25 pays pourraient éliminer le paludisme
Dans le sillage de la célébration de la journée mondiale de lutte contre le paludisme, l’Organisation mondiale de la santé (OMS) a identifié un nouveau groupe de 25 pays qui ont la possibilité d’éliminer le paludisme d’ici 2025. L’initiative E-2025 (nom de baptême comprend : 8 nouveaux pays (République dominicaine, République populaire démocratique de Corée, Guatemala, Honduras, Panama, Sao Tomé-et-Principe, Thaïlande et Vanuatu) et 17 pays membres de l’initiative E-2020 dont le succès aurait suscité la reconduction de l’opération. « Depuis 2000, vingt-quatre pays dans le monde ont éliminé le paludisme, et jamais autant de pays n’ont été sur le point d’atteindre l’objectif zéro paludisme dans les années à venir », apprend-t-on.
Avec 11 233 décès en 2019 et près de 7 millions de cas confirmés de paludisme (Rapport mondial de l’OMS sur le paludisme 2020), dont 64% des enfants de moins 5 ans d’après le Rapport annuel du Programme national de lutte contre le paludisme (Pnlp), qui affiche 4121 décès en 2020, le Cameroun ne fait pas parti des élus. « La situation est bien plus grave », confesse Olivia Ngou, directrice exécutive de l’Ong Impact santé-Afrique.
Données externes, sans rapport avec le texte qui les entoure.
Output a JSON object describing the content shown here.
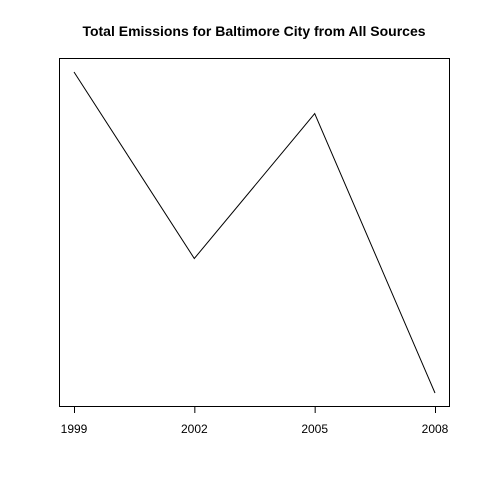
{
  "chart_data": {
    "type": "line",
    "title": "Total Emissions for Baltimore City from All Sources",
    "xlabel": "",
    "ylabel": "",
    "x": [
      1999,
      2002,
      2005,
      2008
    ],
    "x_tick_labels": [
      "1999",
      "2002",
      "2005",
      "2008"
    ],
    "series": [
      {
        "values": [
          3274.18,
          2453.92,
          3091.35,
          1862.28
        ]
      }
    ],
    "y_axis_shown": false,
    "grid": false,
    "legend": "none",
    "line_color": "#000000"
  }
}
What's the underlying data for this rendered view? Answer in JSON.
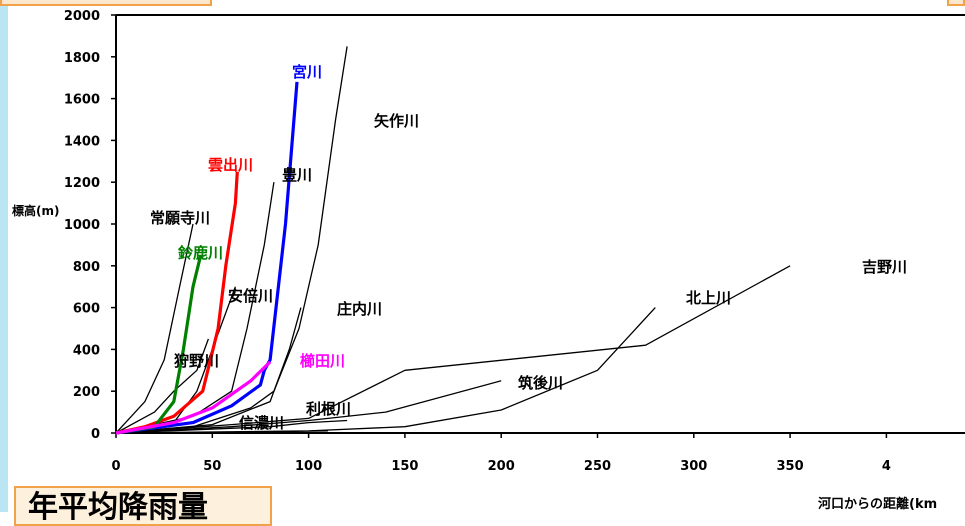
{
  "chart_data": {
    "type": "line",
    "title": "",
    "ylabel": "標高(m)",
    "xlabel": "河口からの距離(km",
    "xlim": [
      0,
      400
    ],
    "ylim": [
      0,
      2000
    ],
    "x_ticks": [
      "0",
      "50",
      "100",
      "150",
      "200",
      "250",
      "300",
      "350",
      "4"
    ],
    "y_ticks": [
      "0",
      "200",
      "400",
      "600",
      "800",
      "1000",
      "1200",
      "1400",
      "1600",
      "1800",
      "2000"
    ],
    "grid": false,
    "series": [
      {
        "name": "宮川",
        "color": "#0000ff",
        "highlight": true,
        "points": [
          [
            0,
            0
          ],
          [
            40,
            50
          ],
          [
            60,
            130
          ],
          [
            75,
            230
          ],
          [
            77,
            300
          ],
          [
            80,
            350
          ],
          [
            88,
            1000
          ],
          [
            94,
            1680
          ]
        ]
      },
      {
        "name": "矢作川",
        "color": "#000000",
        "highlight": false,
        "points": [
          [
            0,
            0
          ],
          [
            40,
            30
          ],
          [
            70,
            120
          ],
          [
            82,
            200
          ],
          [
            95,
            500
          ],
          [
            105,
            900
          ],
          [
            114,
            1500
          ],
          [
            120,
            1850
          ]
        ]
      },
      {
        "name": "雲出川",
        "color": "#ff0000",
        "highlight": true,
        "points": [
          [
            0,
            0
          ],
          [
            15,
            30
          ],
          [
            30,
            80
          ],
          [
            45,
            200
          ],
          [
            53,
            500
          ],
          [
            57,
            800
          ],
          [
            62,
            1100
          ],
          [
            63,
            1250
          ]
        ]
      },
      {
        "name": "豊川",
        "color": "#000000",
        "highlight": false,
        "points": [
          [
            0,
            0
          ],
          [
            40,
            80
          ],
          [
            60,
            200
          ],
          [
            68,
            500
          ],
          [
            77,
            900
          ],
          [
            82,
            1200
          ]
        ]
      },
      {
        "name": "常願寺川",
        "color": "#000000",
        "highlight": false,
        "points": [
          [
            0,
            0
          ],
          [
            15,
            150
          ],
          [
            25,
            350
          ],
          [
            33,
            700
          ],
          [
            40,
            1000
          ]
        ]
      },
      {
        "name": "鈴鹿川",
        "color": "#008000",
        "highlight": true,
        "points": [
          [
            0,
            0
          ],
          [
            20,
            30
          ],
          [
            30,
            150
          ],
          [
            35,
            400
          ],
          [
            40,
            700
          ],
          [
            44,
            850
          ]
        ]
      },
      {
        "name": "安倍川",
        "color": "#000000",
        "highlight": false,
        "points": [
          [
            0,
            0
          ],
          [
            30,
            50
          ],
          [
            42,
            200
          ],
          [
            52,
            450
          ],
          [
            62,
            700
          ]
        ]
      },
      {
        "name": "狩野川",
        "color": "#000000",
        "highlight": false,
        "points": [
          [
            0,
            0
          ],
          [
            20,
            100
          ],
          [
            30,
            200
          ],
          [
            42,
            300
          ],
          [
            48,
            450
          ]
        ]
      },
      {
        "name": "庄内川",
        "color": "#000000",
        "highlight": false,
        "points": [
          [
            0,
            0
          ],
          [
            50,
            40
          ],
          [
            80,
            150
          ],
          [
            90,
            400
          ],
          [
            96,
            600
          ]
        ]
      },
      {
        "name": "櫛田川",
        "color": "#ff00ff",
        "highlight": true,
        "points": [
          [
            0,
            0
          ],
          [
            30,
            50
          ],
          [
            50,
            120
          ],
          [
            70,
            250
          ],
          [
            80,
            340
          ]
        ]
      },
      {
        "name": "吉野川",
        "color": "#000000",
        "highlight": false,
        "points": [
          [
            0,
            0
          ],
          [
            60,
            40
          ],
          [
            100,
            70
          ],
          [
            150,
            300
          ],
          [
            275,
            420
          ],
          [
            350,
            800
          ]
        ]
      },
      {
        "name": "筑後川",
        "color": "#000000",
        "highlight": false,
        "points": [
          [
            0,
            0
          ],
          [
            60,
            30
          ],
          [
            100,
            60
          ],
          [
            140,
            100
          ],
          [
            200,
            250
          ]
        ]
      },
      {
        "name": "北上川",
        "color": "#000000",
        "highlight": false,
        "points": [
          [
            0,
            0
          ],
          [
            100,
            10
          ],
          [
            150,
            30
          ],
          [
            200,
            110
          ],
          [
            250,
            300
          ],
          [
            280,
            600
          ]
        ]
      },
      {
        "name": "利根川",
        "color": "#000000",
        "highlight": false,
        "points": [
          [
            0,
            0
          ],
          [
            80,
            30
          ],
          [
            100,
            50
          ],
          [
            120,
            60
          ]
        ]
      },
      {
        "name": "信濃川",
        "color": "#000000",
        "highlight": false,
        "points": [
          [
            0,
            0
          ],
          [
            70,
            5
          ],
          [
            110,
            10
          ]
        ]
      }
    ]
  },
  "banner_text": "年平均降雨量"
}
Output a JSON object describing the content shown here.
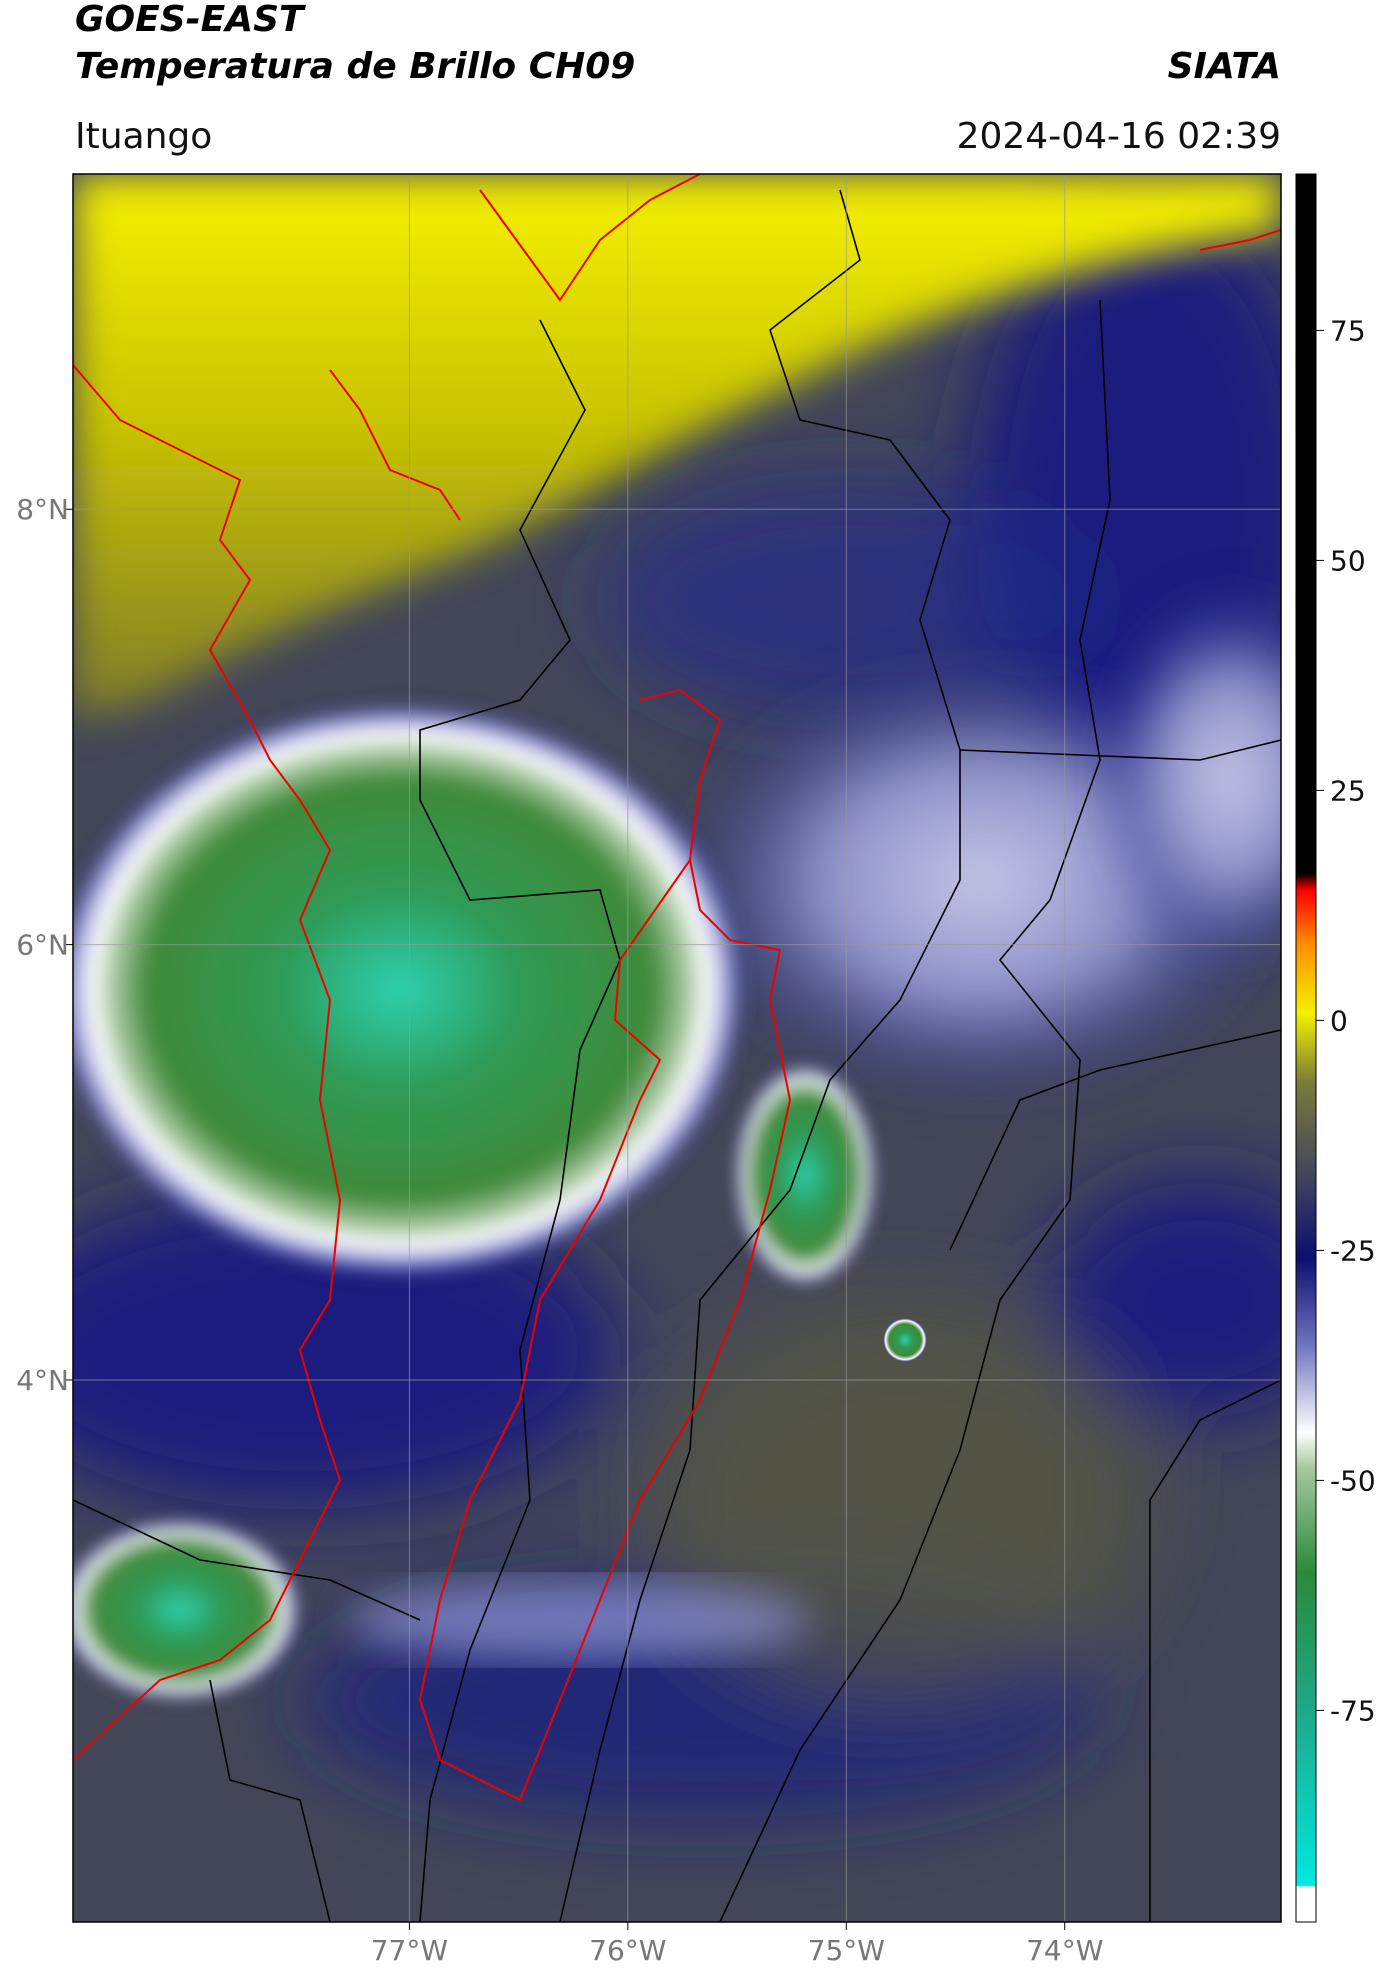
{
  "header": {
    "title": "GOES-EAST",
    "subtitle": "Temperatura de Brillo CH09",
    "brand": "SIATA",
    "location": "Ituango",
    "timestamp": "2024-04-16 02:39"
  },
  "map": {
    "xlim": [
      -78.54,
      -73.01
    ],
    "ylim": [
      1.51,
      9.54
    ],
    "xticks": [
      {
        "value": -77,
        "label": "77°W"
      },
      {
        "value": -76,
        "label": "76°W"
      },
      {
        "value": -75,
        "label": "75°W"
      },
      {
        "value": -74,
        "label": "74°W"
      }
    ],
    "yticks": [
      {
        "value": 8,
        "label": "8°N"
      },
      {
        "value": 6,
        "label": "6°N"
      },
      {
        "value": 4,
        "label": "4°N"
      }
    ]
  },
  "colorbar": {
    "lim": [
      -98,
      92
    ],
    "ticks": [
      75,
      50,
      25,
      0,
      -25,
      -50,
      -75
    ]
  }
}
Et d’expliquer : « En tant qu’Ong, nous pensons que ces chiffres ne reflètent pas la réalité parce que le paludisme est une maladie qui se traite d’abord en communauté donc à la maison. Il y a certainement plus de cas que ce qui est rapporté dans le système de santé (centres de santé, hôpitaux et donc au ministère de la santé) ». D’après le même rapport de l’OMS, le Cameroun représente 3% de tous les cas et décès de paludisme dans le monde en 2019.
Outsider, mais il faut investir
Mais pas de quoi perdre espoir même si le rêve n’est pas permis pour 2025 tel que prévu. « 2025 est un peu tôt pour parler d’élimination au Cameroun. Peut-être en 2030 ou quelques années après. Mais cette élimination du paludisme est tout à fait possible », pense Olivia Ngou. Mais tout dépend des moyens que le pays va mettre à disposition du Programme national de lutte contre le paludisme, du ministère de la Santé et tous les autres acteurs pour accélérer la lutte. C’est en effet l’un des messages clés du forum virtuel sur l’élimination du paludisme, organisé conjointement par le Partenariat RBM (Roll Back Malaria) pour en finir avec le paludisme et l’Organisation mondiale de la Santé (OMS), le 21 avril 2021. « …Les dirigeants doivent intensifier les investissements dans la lutte contre le paludisme, à l’heure où la pandémie de COVID-19 continue de menacer les acquis historiques contre l’une des maladies les plus anciennes et les plus meurtrières au monde ».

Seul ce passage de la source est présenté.